This summer has brought home the stark truth that climate change impacts are not just projected future events, but are a current reality and accelerating faster even than predicted: floods in the U.S. and around the world; deadly record heat and wildfires in the American West; unprecedented rain on Greenland’s ice sheet; startling speeds of melting at both poles.
Maine has been spared the worst of these so far, but even here there are signs it is overtaking us – towns are forced to set up cooling shelters, public works departments see it in the increasing numbers of road washouts and tree falls on power lines, and coastal towns see that rising seas are putting shoreline infrastructure at risk.
As scary as the prospect of the planet hurtling toward an unimaginable future is, what is scarier to me is our slowness to act, our ability to argue over the right balance of one form of renewable energy over another, or whether a new transmission line is ideally located. The truth is we need so much more electricity from renewable sources to replace our current fossil fuel use and convert transportation and heating to electric power that the answer is all of the above and as fast as possible. And yes, many of these will require new transmission lines.
Bill Nemitz’ Sept. 16 column (“Introducing Maine’s latest bogeyman: Retroactivity!”) suggested that the pro corridor advocates were using retroactivity as the scapegoat to avoid addressing the benefits of the corridor. But there are crucially important benefits we should all. know.
The Clean Energy Corridor could be ready to go very fast, immediately eliminating more than three million tons of carbon dioxide emissions from the New England power grid every year, making a bigger dent than any other renewable project currently planned. It involves a relatively short new corridor, which, thanks to the improved environmental permit requirements, will be the most environmentally sensitive utility transmission corridor in Maine.
I plan to vote “no” on Question 1 because a yes vote would not only kill the near term prospect of bringing significant additional renewable energy to the New England grid, but would hamstring our ability to attract future clean energy investments – setting a precedent for political interference in what have long been impartial, fact-based permitting decisions, and slowing down every new transmission line proposal by having to go through the legislature, at a time when we need prompt action.

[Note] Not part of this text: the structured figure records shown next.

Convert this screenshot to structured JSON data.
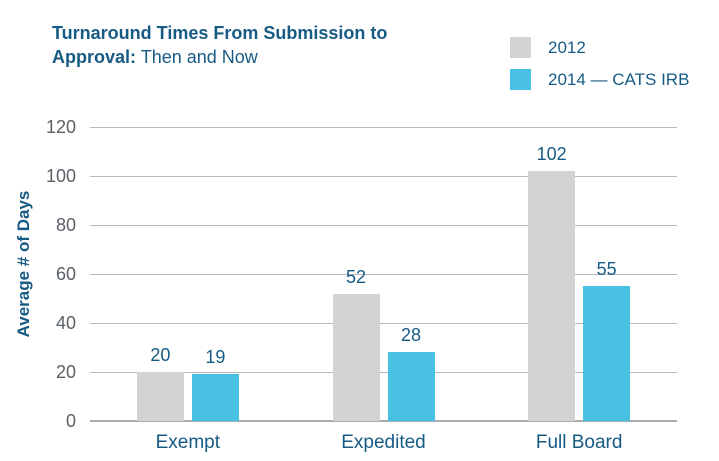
{
  "title": {
    "bold": "Turnaround Times From Submission to Approval:",
    "regular": "Then and Now"
  },
  "legend": {
    "items": [
      {
        "label": "2012",
        "color": "#D1D3D4"
      },
      {
        "label": "2014 — CATS IRB",
        "color": "#47C0E2"
      }
    ]
  },
  "chart_data": {
    "type": "bar",
    "title": "Turnaround Times From Submission to Approval: Then and Now",
    "categories": [
      "Exempt",
      "Expedited",
      "Full Board"
    ],
    "series": [
      {
        "name": "2012",
        "color": "#D1D3D4",
        "values": [
          20,
          52,
          102
        ]
      },
      {
        "name": "2014 — CATS IRB",
        "color": "#47C0E2",
        "values": [
          19,
          28,
          55
        ]
      }
    ],
    "xlabel": "",
    "ylabel": "Average # of Days",
    "ylim": [
      0,
      120
    ],
    "ytick_step": 20,
    "grid": true,
    "legend_position": "top-right",
    "bar_value_labels": true,
    "colors": {
      "title_text": "#175B84",
      "value_label_text": "#175B84",
      "category_text": "#175B84",
      "tick_text": "#5A6066",
      "gridline": "#B3B9BF",
      "axis_line": "#A9ACAE",
      "background": "#FFFFFF"
    }
  }
}
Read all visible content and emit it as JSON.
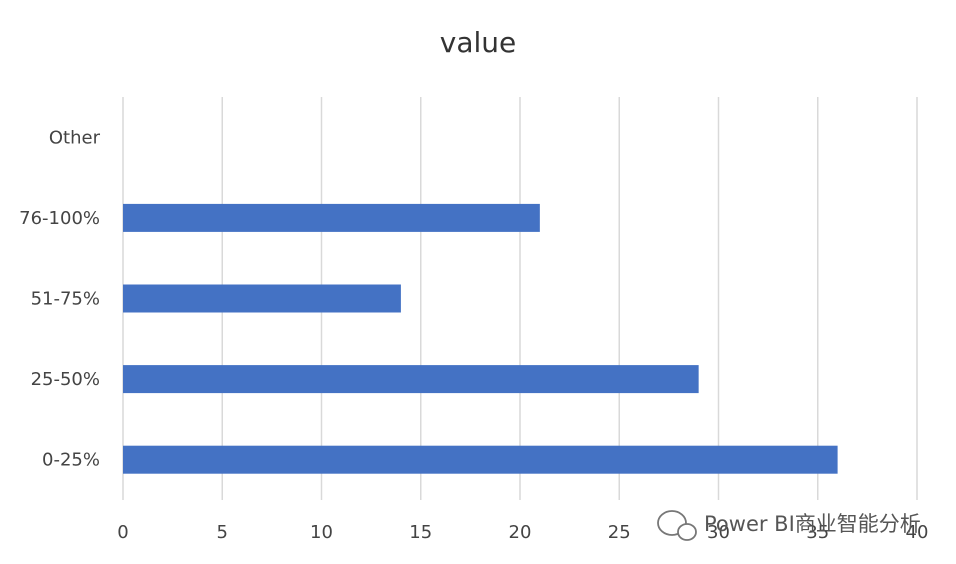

I am voting “no” not despite my lifelong career in conservation, but because of it. Because I think we should all be worried about the permanent and escalating impacts of a heating climate, not just on our health and economy, but on flooding of habitat for piping plovers and salt marsh sparrows, scorching of boreal forests and alpine zones, and a warming and acidifying Gulf of Maine driving out lobsters and whales.
These are a greater concern to me than the impacts of adding 1,000 acres of early successional habitat to Maine’s already intensively managed forest mosaic. Maine and the planet can’t wait.